Volume of network vulnerabilities overwhelms security pros: Report
Cybersecurity professionals are having hard time keeping up with the vulnerabilities exposed on a daily basis in networks handling payments or personal data, according to new research from Bay Dynamics.
A closer look at the number of weak spots and how security teams go about addressing them demonstrates that professionals are dealing with such a high volume of threats that they struggle to prioritize which ones to fix.
Research firm Enterprise Management Associates surveyed more than 400 cybersecurity professionals for Bay Dynamics' first report on this topic. Bay Dynamics is a cyber risk analysis and prevention firm with offices in San Francisco and New York.
The report comes out just a few days after the WannaCry ransomware attack on unpatched Microsoft Windows systems, locking up computers and seeking payment through bitcoin to prevent the scammers from wiping out files.
The fact that the attackers found a gap in the operating system through a weak spot that had a patch issued for it months ago is a perfect example of the problems facing network security professionals.
With a backdrop of enterprises with more than 20,000 employees trying to manage more than 1.3 million network vulnerabilities every 30 days, 74% of respondents say they are overwhelmed by the volume of maintenance work needed.
On top of that, 79% say their patching approval process is "significantly manual," slowing down their ability to implement fixes.

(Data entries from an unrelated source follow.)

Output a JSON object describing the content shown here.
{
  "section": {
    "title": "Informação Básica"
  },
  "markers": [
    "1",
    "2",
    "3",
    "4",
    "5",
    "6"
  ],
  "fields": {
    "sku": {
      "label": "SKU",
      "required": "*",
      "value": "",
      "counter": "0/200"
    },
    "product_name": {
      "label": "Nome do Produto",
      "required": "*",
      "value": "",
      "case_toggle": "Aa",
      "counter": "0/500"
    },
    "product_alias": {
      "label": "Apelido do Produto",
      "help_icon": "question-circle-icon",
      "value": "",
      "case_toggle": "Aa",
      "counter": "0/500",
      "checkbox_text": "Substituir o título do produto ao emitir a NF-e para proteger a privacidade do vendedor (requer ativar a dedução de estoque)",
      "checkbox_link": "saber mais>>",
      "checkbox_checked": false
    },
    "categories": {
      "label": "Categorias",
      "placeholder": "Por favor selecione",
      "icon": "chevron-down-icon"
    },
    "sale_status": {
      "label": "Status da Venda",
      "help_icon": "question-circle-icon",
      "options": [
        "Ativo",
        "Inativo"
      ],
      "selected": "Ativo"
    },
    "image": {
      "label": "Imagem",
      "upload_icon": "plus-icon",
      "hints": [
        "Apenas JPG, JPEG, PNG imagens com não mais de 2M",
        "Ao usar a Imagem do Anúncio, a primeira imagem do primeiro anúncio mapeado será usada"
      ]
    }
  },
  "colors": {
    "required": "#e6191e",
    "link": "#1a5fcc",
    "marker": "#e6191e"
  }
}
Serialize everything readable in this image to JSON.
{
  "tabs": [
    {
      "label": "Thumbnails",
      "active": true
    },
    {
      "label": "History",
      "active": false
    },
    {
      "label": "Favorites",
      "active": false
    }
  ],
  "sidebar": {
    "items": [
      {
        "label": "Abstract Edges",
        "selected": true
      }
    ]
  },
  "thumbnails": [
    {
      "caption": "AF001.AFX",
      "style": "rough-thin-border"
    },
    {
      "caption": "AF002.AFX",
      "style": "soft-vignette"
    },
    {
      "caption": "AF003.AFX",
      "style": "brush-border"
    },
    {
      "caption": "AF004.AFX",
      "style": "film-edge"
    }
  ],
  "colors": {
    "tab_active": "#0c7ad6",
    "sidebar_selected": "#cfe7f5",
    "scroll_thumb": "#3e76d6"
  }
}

Overall, 64% say that threat alerts are not addressed each day, which is not surprising considering 79% said they were overwhelmed by the volume of those alerts.
The threat of cyber attacks and an inability to defend against them is the same problem for large and small organizations, said Steven Grossman, vice president of strategy at Bay Dynamics.
The big companies have more manpower and tools, but also face more threats. Small companies have less exposure, but fewer experts available to handle them.
As for the manual patching process, Grossman said that means security professionals are struggling to balance their own needs with those of the people using the systems that need to be patched.
"If someone puts in an order for the IT guy to patch the system, he can't just take down an application that might be critical to a business system or, in the case of health care, critical to life safety," Grossman added. "There is a whole coordination process that has to go on to make sure the business keeps running when that patch happens."
The timing of the patching process depends on the "criticality" of the threat, Grossman said. When the danger is high, IT operations generally move quickly to patch a network in hours or days.
For low-priority fixes, the work could be postponed indefinitely, creating an opportunity for fraudsters to exploit a vulnerability that should have been closed off to them, Grossman added.
The stress of keeping up with security patches is apparent across industries, with 67% of respondents in government saying they were overwhelmed with network maintenance. In retail or wholesale settings, 78% said they had a hard time handling maintenance work assigned to them. The banking/financial industries ranked highest at 82% feeling overwhelmed.
Another stress factor is whether the threats are being effectively triaged. Just more than half of respondents said threat alerts are improperly prioritized by the systems in place and must be manually ranked.
Such an approach is "indicative of a less mature program" and drives more work to staff and delays the resolution of the truly high priority alerts, the report said.
"If a job gets a reputation for being high-pressure and low-reward, you will have trouble attracting people," Grossman said. One solution is for companies to automate as much of the analysis and patching process as possible to offset limited manpower, Grossman added.
"I don't think the bad guys are overwhelming us as much as we are overwhelming ourselves by not having the right processes in place to fix things," Grossman said.